Zona rural e pequenos produtores também seriam afetados
Outro ponto destacado é a inclusão de moradores da zona rural no pagamento da taxa. Produtores que utilizam bombas d’água, sistemas de irrigação ou resfriadores de leite, hoje isentos, passariam a ser tributados caso o projeto seja aprovado.
Além disso, terrenos não edificados também passariam a pagar a taxa por meio do IPTU, ampliando o impacto da medida sobre a população.
Questionamentos legais e reajuste automático
Os vereadores também questionam a legalidade do regime de urgência aplicado aos projetos.
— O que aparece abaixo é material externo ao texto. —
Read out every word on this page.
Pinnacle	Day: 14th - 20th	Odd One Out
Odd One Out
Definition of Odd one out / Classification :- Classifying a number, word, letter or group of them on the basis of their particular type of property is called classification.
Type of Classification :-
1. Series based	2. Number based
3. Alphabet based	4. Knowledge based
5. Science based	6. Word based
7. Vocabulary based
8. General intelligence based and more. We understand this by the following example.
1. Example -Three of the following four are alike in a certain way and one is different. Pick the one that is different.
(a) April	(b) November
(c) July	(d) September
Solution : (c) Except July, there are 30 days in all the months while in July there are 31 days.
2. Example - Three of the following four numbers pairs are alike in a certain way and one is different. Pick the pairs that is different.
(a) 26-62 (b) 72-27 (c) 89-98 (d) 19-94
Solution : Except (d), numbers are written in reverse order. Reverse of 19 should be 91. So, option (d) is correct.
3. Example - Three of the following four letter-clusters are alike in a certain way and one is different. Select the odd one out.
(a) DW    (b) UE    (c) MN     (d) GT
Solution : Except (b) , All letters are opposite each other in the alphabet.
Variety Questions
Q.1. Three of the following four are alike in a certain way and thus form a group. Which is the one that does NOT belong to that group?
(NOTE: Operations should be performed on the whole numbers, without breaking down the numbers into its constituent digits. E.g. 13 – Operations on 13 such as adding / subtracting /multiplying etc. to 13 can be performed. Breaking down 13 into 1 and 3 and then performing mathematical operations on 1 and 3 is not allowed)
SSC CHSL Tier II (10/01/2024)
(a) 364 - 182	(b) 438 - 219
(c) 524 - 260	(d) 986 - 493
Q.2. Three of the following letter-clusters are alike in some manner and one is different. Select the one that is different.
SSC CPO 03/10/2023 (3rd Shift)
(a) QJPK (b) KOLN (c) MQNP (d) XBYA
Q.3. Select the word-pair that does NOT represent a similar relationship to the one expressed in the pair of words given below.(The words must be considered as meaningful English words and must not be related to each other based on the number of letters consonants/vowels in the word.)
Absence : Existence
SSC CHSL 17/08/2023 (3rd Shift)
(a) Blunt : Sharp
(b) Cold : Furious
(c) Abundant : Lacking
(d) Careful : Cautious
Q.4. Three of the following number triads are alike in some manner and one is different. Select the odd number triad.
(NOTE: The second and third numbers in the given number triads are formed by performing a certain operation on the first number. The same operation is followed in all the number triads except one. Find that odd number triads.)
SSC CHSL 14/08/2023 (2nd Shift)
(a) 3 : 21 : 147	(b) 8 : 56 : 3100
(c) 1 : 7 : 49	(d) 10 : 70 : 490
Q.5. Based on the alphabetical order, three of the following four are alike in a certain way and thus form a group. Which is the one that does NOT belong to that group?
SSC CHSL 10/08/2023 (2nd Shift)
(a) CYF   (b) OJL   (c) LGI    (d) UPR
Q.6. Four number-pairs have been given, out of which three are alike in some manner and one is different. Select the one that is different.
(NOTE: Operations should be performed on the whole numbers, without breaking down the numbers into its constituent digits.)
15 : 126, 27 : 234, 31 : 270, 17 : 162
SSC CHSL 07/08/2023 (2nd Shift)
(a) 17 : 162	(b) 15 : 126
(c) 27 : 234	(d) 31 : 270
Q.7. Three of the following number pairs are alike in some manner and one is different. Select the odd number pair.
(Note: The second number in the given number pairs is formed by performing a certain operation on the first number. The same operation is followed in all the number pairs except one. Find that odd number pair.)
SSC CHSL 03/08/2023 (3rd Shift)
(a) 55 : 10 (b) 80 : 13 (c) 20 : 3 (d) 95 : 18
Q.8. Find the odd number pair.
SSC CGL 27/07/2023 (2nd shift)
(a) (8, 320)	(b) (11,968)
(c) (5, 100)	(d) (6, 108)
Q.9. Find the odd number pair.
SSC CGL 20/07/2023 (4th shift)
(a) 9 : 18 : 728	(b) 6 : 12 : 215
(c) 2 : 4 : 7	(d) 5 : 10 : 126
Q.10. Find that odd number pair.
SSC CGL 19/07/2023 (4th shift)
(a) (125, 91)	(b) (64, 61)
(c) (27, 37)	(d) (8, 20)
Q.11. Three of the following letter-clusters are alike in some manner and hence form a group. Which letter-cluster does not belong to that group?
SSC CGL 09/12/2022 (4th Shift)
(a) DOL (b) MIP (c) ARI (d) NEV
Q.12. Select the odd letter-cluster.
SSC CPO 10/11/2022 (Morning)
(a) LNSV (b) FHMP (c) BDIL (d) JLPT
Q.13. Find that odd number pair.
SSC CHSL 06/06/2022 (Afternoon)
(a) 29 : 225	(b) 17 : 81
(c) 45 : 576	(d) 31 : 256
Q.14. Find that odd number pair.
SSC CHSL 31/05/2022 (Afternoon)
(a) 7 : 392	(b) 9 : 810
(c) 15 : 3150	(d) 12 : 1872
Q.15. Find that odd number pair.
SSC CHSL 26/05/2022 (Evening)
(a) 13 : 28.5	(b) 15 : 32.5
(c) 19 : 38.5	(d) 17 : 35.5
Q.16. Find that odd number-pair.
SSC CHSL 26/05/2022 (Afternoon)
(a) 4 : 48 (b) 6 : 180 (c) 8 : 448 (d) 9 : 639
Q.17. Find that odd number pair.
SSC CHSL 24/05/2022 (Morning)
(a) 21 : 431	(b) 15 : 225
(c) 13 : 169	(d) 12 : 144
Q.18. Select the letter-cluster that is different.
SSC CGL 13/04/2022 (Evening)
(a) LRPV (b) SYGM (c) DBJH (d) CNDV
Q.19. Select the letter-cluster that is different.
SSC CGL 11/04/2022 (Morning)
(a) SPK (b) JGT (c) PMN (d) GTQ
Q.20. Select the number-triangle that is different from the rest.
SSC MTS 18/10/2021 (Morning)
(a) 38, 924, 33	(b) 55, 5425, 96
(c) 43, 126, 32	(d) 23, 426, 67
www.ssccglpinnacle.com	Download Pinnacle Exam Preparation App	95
De acordo com Bromochenkel, o artigo 35 da Lei Orgânica do Município impede que projetos de código ou de natureza orçamentária tramitem em regime de urgência.
Outro ponto considerado grave é a previsão de reajuste automático da taxa de iluminação pública sempre que houver aumento da tarifa de energia elétrica, sem necessidade de nova votação na Câmara. “Isso reduz o controle da sociedade sobre os aumentos e concentra poder no Executivo”, alertou.
Votação em meio a críticas
A votação dos projetos está prevista para ocorrer em sessões extraordinárias na próxima terça-feira. Vereadores contrários às propostas afirmam que irão se posicionar contra os aumentos e pedem atenção da população.
“Não somos contra a iluminação pública nem contra ajustes necessários, mas é preciso equilíbrio e respeito com quem já sofre com a alta carga tributária”, concluiu Bromochenkel.
Até o fechamento desta matéria, a Prefeitura não havia se manifestado oficialmente sobre as críticas. O espaço permanece aberto para esclarecimentos do Executivo Municipal.